🤖 AI Summary
To address the low efficiency and weak situational awareness of manual 2D video review in high-risk operational scenarios (e.g., disaster response, military exercises), this paper proposes ACT360—a system for automated action detection and structured post-hoc analysis using 360° video. Methodologically, it introduces 360YOWO, the first 360° action detection model integrating spatial attention with equi-rectangular-aware convolution (EAC); employs a lightweight deployment strategy (pruning + quantization), reducing model size by 74% with only a marginal mAP drop of 1.5% (from 0.865 to 0.850); and develops LLM-driven 360AIE, an interactive review interface supporting natural-language summarization and web-based visualization.
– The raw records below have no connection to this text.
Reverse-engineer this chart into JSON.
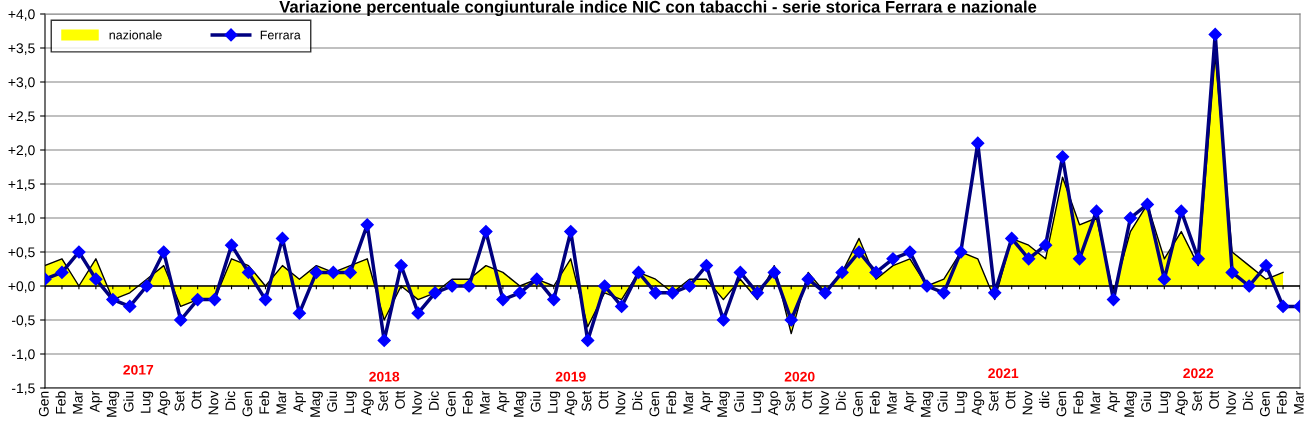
{
  "chart_data": {
    "type": "area",
    "title": "Variazione percentuale congiunturale indice NIC con tabacchi - serie storica Ferrara e nazionale",
    "categories": [
      "Gen",
      "Feb",
      "Mar",
      "Apr",
      "Mag",
      "Giu",
      "Lug",
      "Ago",
      "Set",
      "Ott",
      "Nov",
      "Dic",
      "Gen",
      "Feb",
      "Mar",
      "Apr",
      "Mag",
      "Giu",
      "Lug",
      "Ago",
      "Set",
      "Ott",
      "Nov",
      "Dic",
      "Gen",
      "Feb",
      "Mar",
      "Apr",
      "Mag",
      "Giu",
      "Lug",
      "Ago",
      "Set",
      "Ott",
      "Nov",
      "Dic",
      "Gen",
      "Feb",
      "Mar",
      "Apr",
      "Mag",
      "Giu",
      "Lug",
      "Ago",
      "Set",
      "Ott",
      "Nov",
      "Dic",
      "Gen",
      "Feb",
      "Mar",
      "Apr",
      "Mag",
      "Giu",
      "Lug",
      "Ago",
      "Set",
      "Ott",
      "Nov",
      "dic",
      "Gen",
      "Feb",
      "Mar",
      "Apr",
      "Mag",
      "Giu",
      "Lug",
      "Ago",
      "Set",
      "Ott",
      "Nov",
      "Dic",
      "Gen",
      "Feb",
      "Mar"
    ],
    "series": [
      {
        "name": "nazionale",
        "type": "area",
        "marker": "none",
        "color": "#ffff00",
        "values": [
          0.3,
          0.4,
          0,
          0.4,
          -0.2,
          -0.1,
          0.1,
          0.3,
          -0.3,
          -0.2,
          -0.2,
          0.4,
          0.3,
          0,
          0.3,
          0.1,
          0.3,
          0.2,
          0.3,
          0.4,
          -0.5,
          0,
          -0.2,
          -0.1,
          0.1,
          0.1,
          0.3,
          0.2,
          0,
          0.1,
          0,
          0.4,
          -0.6,
          -0.1,
          -0.2,
          0.2,
          0.1,
          -0.1,
          0.1,
          0.1,
          -0.2,
          0.1,
          -0.2,
          0.3,
          -0.7,
          0.2,
          -0.1,
          0.2,
          0.7,
          0.1,
          0.3,
          0.4,
          0,
          0.1,
          0.5,
          0.4,
          -0.2,
          0.7,
          0.6,
          0.4,
          1.6,
          0.9,
          1.0,
          -0.1,
          0.8,
          1.2,
          0.4,
          0.8,
          0.3,
          3.4,
          0.5,
          0.3,
          0.1,
          0.2,
          null
        ]
      },
      {
        "name": "Ferrara",
        "type": "line",
        "color": "#000080",
        "marker": "diamond",
        "values": [
          0.1,
          0.2,
          0.5,
          0.1,
          -0.2,
          -0.3,
          0,
          0.5,
          -0.5,
          -0.2,
          -0.2,
          0.6,
          0.2,
          -0.2,
          0.7,
          -0.4,
          0.2,
          0.2,
          0.2,
          0.9,
          -0.8,
          0.3,
          -0.4,
          -0.1,
          0,
          0,
          0.8,
          -0.2,
          -0.1,
          0.1,
          -0.2,
          0.8,
          -0.8,
          0,
          -0.3,
          0.2,
          -0.1,
          -0.1,
          0,
          0.3,
          -0.5,
          0.2,
          -0.1,
          0.2,
          -0.5,
          0.1,
          -0.1,
          0.2,
          0.5,
          0.2,
          0.4,
          0.5,
          0,
          -0.1,
          0.5,
          2.1,
          -0.1,
          0.7,
          0.4,
          0.6,
          1.9,
          0.4,
          1.1,
          -0.2,
          1.0,
          1.2,
          0.1,
          1.1,
          0.4,
          3.7,
          0.2,
          0,
          0.3,
          -0.3,
          -0.3
        ]
      }
    ],
    "ylim": [
      -1.5,
      4.0
    ],
    "yticks": [
      {
        "value": -1.5,
        "label": "-1,5"
      },
      {
        "value": -1.0,
        "label": "-1,0"
      },
      {
        "value": -0.5,
        "label": "-0,5"
      },
      {
        "value": 0,
        "label": "+0,0"
      },
      {
        "value": 0.5,
        "label": "+0,5"
      },
      {
        "value": 1.0,
        "label": "+1,0"
      },
      {
        "value": 1.5,
        "label": "+1,5"
      },
      {
        "value": 2.0,
        "label": "+2,0"
      },
      {
        "value": 2.5,
        "label": "+2,5"
      },
      {
        "value": 3.0,
        "label": "+3,0"
      },
      {
        "value": 3.5,
        "label": "+3,5"
      },
      {
        "value": 4.0,
        "label": "+4,0"
      }
    ],
    "grid": "y",
    "legend": "top left",
    "annotations": [
      "2017",
      "2018",
      "2019",
      "2020",
      "2021",
      "2022"
    ]
  }
}
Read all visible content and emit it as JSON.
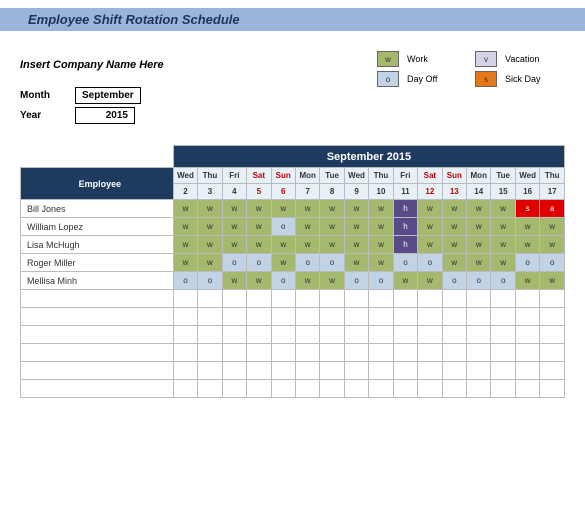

Evaluated on 55 real-world 360° videos covering seven critical action classes, ACT360 significantly improves both review efficiency and analytical depth.
📝 Abstract
Effective training and debriefing are critical in high-stakes, mission-critical environments such as disaster response, military simulations, and industrial safety, where precision and minimizing errors are paramount. The traditional post-training analysis relies on manually reviewing 2D videos, a time-consuming process that lacks comprehensive situational awareness. To address these limitations, we introduce ACT360, a system that leverages 360-degree videos and machine learning for automated action detection and structured debriefing. ACT360 integrates 360YOWO, an enhanced You Only Watch Once (YOWO) model with spatial attention and equirectangular-aware convolution (EAC) to mitigate panoramic video distortions. To enable deployment in resource-constrained environments, we apply quantization and model pruning, reducing the model size by 74% while maintaining robust accuracy (mAP drop of only 1.5%, from 0.865 to 0.850) and improving inference speed. We validate our approach on a publicly available dataset of 55 labeled 360-degree videos covering seven key operational actions, recorded across various real-world training sessions and environmental conditions. Additionally, ACT360 integrates 360AIE (Action Insight Explorer), a web-based interface for automatic action detection, retrieval, and textual summarization using large language models (LLMs), significantly enhancing post-incident analysis efficiency. ACT360 serves as a generalized framework for mission-critical debriefing, incorporating EAC, spatial attention, summarization, and model optimization. These innovations apply to any training environment requiring lightweight action detection and structured post-exercise analysis.